El esperado desfile arrancaba desde las doce y media de la noche
La devoción, el silencio y la emoción han marcado el paso de Nuestra Señora de la Esperanza en su esperada procesión de la ‘Madrugá’, que este año ha podido desarrollarse con total normalidad por las calles y plazas de Peñaranda, dejando imágenes de gran intensidad y recogimiento.
Pocos minutos después de las doce y media de la noche, las puertas de la iglesia parroquial se abrían para dar inicio a uno de los momentos más esperados de la Semana Santa local. En ese instante, el silencio se hacía protagonista para recibir a la venerada imagen mariana, que, portada a hombros por sus cofrades, comenzaba un amplio recorrido arropada por numerosos fieles y vecinos.
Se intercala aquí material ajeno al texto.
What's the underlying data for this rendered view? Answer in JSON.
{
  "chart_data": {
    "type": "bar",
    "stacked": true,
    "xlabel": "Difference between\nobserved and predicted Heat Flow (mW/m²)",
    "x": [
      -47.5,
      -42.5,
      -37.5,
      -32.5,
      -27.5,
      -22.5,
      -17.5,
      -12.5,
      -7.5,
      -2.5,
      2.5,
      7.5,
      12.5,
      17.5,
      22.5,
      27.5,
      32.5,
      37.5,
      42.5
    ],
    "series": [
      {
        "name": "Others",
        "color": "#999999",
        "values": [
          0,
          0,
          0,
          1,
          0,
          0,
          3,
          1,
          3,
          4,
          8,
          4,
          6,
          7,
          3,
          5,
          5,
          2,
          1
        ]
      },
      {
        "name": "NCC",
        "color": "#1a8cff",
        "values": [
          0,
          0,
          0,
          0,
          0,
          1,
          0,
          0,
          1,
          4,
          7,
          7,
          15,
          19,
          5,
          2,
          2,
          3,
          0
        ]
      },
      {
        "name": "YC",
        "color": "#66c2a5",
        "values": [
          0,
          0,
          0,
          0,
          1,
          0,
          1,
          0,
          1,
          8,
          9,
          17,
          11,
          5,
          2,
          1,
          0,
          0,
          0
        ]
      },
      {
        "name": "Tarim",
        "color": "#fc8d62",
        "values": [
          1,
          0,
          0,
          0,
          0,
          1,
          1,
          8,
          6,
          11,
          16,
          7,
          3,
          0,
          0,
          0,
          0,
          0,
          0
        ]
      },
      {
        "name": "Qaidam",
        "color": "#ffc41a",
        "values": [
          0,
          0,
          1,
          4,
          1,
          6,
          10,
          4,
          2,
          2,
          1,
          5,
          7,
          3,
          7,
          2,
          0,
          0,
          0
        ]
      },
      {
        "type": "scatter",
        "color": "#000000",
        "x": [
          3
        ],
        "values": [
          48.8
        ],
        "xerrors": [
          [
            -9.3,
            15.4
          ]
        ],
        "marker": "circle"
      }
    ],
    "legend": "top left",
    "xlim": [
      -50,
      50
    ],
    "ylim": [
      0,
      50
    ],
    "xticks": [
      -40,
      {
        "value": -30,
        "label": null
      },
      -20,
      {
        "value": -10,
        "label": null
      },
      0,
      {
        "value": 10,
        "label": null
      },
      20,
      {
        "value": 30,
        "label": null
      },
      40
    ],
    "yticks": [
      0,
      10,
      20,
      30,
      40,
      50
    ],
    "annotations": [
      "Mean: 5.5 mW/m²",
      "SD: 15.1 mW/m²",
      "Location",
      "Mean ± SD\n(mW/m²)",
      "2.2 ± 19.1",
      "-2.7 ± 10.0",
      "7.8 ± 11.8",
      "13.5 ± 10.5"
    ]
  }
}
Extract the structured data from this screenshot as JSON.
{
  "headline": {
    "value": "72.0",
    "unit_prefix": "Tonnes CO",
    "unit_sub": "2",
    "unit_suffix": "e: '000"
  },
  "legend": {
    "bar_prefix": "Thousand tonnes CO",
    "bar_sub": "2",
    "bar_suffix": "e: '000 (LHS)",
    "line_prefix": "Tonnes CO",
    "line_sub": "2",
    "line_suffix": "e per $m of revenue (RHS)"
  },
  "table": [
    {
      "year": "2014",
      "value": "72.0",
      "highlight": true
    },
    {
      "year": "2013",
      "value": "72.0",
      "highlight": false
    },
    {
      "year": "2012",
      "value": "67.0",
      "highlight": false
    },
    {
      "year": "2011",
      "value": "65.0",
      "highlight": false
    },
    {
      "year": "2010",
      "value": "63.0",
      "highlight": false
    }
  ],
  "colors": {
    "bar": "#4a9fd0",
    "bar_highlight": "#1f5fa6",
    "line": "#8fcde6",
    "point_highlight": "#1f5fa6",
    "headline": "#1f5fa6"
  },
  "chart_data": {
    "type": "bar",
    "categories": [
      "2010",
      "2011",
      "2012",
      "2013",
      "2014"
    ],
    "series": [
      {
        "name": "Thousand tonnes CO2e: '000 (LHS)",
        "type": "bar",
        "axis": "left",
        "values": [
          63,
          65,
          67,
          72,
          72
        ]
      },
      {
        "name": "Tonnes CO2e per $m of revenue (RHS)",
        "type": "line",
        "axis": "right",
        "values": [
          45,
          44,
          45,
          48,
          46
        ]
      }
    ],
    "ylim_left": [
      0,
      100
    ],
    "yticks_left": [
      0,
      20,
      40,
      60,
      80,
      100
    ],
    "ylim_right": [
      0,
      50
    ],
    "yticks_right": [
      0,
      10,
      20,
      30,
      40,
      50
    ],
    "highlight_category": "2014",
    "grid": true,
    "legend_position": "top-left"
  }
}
El cortejo, solemne y cuidado en cada detalle, avanzó entre muestras de devoción y respeto, en una noche en la que el público volvió a volcarse con una de las citas más significativas del calendario cofrade peñarandino.
El acompañamiento musical corrió a cargo, un año más, de la Asociación Musical de Almorox (Toledo), que puso la banda sonora a la procesión con un repertorio acorde a la solemnidad del momento, reforzando la atmósfera de recogimiento y emoción vivida durante todo el recorrido.